Die politische Lage ist hinlänglich beschrieben und die damit einhergehende krisenhafte Unsicherheit mittlerweile (fast) zum Alltag geworden. Die Herausforderung lautet: Qualifizierung in Zeiten der Unsicherheit. Brechende Lieferketten, eine unsichere Energieversorgung, Klimaschutzziele sowie Personalausfall infolge Corona fordern die Industrieunternehmen und die Beschäftigten. Und ganz nebenbei gilt es, die Transformation voran zu bringen sowie den Fachkräftemangel aufzufangen. Trotz oder genau deswegen brauchen wir Qualifizierung: damit Beschäftigte, die die unsicheren Zeiten mittragen, Wertschätzung erfahren, an die Unternehmen gebunden werden und bestmöglich mit Veränderungen umgehen können. Langfristig bedeutet es: Fachkompetenz stärken und so die Qualität und Innovationskraft der Industrieproduktion in Baden-Württemberg erhalten.

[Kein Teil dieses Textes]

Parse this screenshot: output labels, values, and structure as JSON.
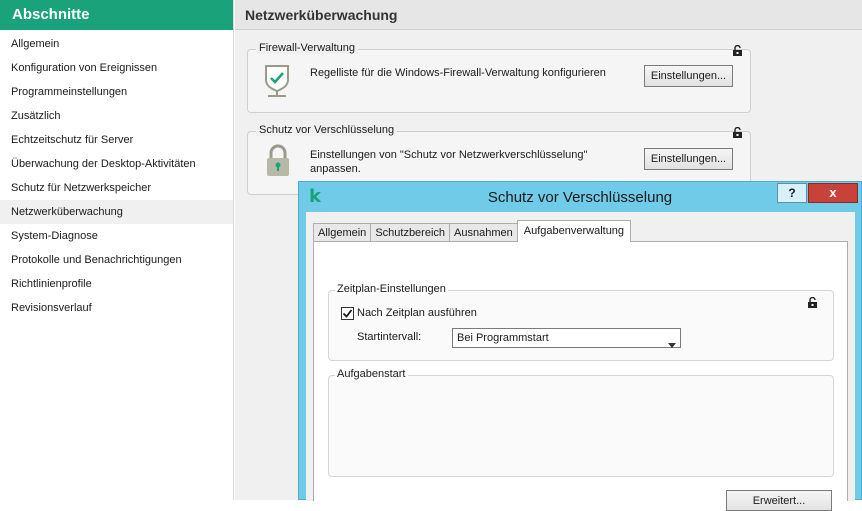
{
  "sidebar": {
    "header": "Abschnitte",
    "items": [
      {
        "label": "Allgemein"
      },
      {
        "label": "Konfiguration von Ereignissen"
      },
      {
        "label": "Programmeinstellungen"
      },
      {
        "label": "Zusätzlich"
      },
      {
        "label": "Echtzeitschutz für Server"
      },
      {
        "label": "Überwachung der Desktop-Aktivitäten"
      },
      {
        "label": "Schutz für Netzwerkspeicher"
      },
      {
        "label": "Netzwerküberwachung",
        "selected": true
      },
      {
        "label": "System-Diagnose"
      },
      {
        "label": "Protokolle und Benachrichtigungen"
      },
      {
        "label": "Richtlinienprofile"
      },
      {
        "label": "Revisionsverlauf"
      }
    ]
  },
  "main": {
    "title": "Netzwerküberwachung",
    "firewall": {
      "label": "Firewall-Verwaltung",
      "text": "Regelliste für die Windows-Firewall-Verwaltung konfigurieren",
      "button": "Einstellungen...",
      "icon": "shield-check-icon"
    },
    "encryption": {
      "label": "Schutz vor Verschlüsselung",
      "text_line1": "Einstellungen von \"Schutz vor Netzwerkverschlüsselung\"",
      "text_line2": "anpassen.",
      "button": "Einstellungen...",
      "icon": "padlock-icon"
    }
  },
  "dialog": {
    "logo": "k",
    "title": "Schutz vor Verschlüsselung",
    "help": "?",
    "close": "x",
    "tabs": [
      {
        "label": "Allgemein"
      },
      {
        "label": "Schutzbereich"
      },
      {
        "label": "Ausnahmen"
      },
      {
        "label": "Aufgabenverwaltung",
        "active": true
      }
    ],
    "schedule": {
      "label": "Zeitplan-Einstellungen",
      "checkbox_label": "Nach Zeitplan ausführen",
      "checked": true,
      "interval_label": "Startintervall:",
      "interval_value": "Bei Programmstart"
    },
    "taskstart": {
      "label": "Aufgabenstart"
    },
    "advanced_button": "Erweitert..."
  },
  "colors": {
    "sidebar_header": "#1aa37a",
    "dialog_frame": "#6fcbe8",
    "close_button": "#c8423a"
  }
}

Wir sind daher sozialpartnerschaftlich gefordert, die Zukunftsaufgabe Qualifizierung trotz und mit den Krisen in Unternehmen zu vereinbaren. Das bedeutet konkret: Qualifizierung in Kurzarbeit und Zukunftsvereinbarungen, Zukunftskompetenzen (v)ermitteln sowie die Mobilisierung und Unterstützung der Beschäftigten für Qualifizierung.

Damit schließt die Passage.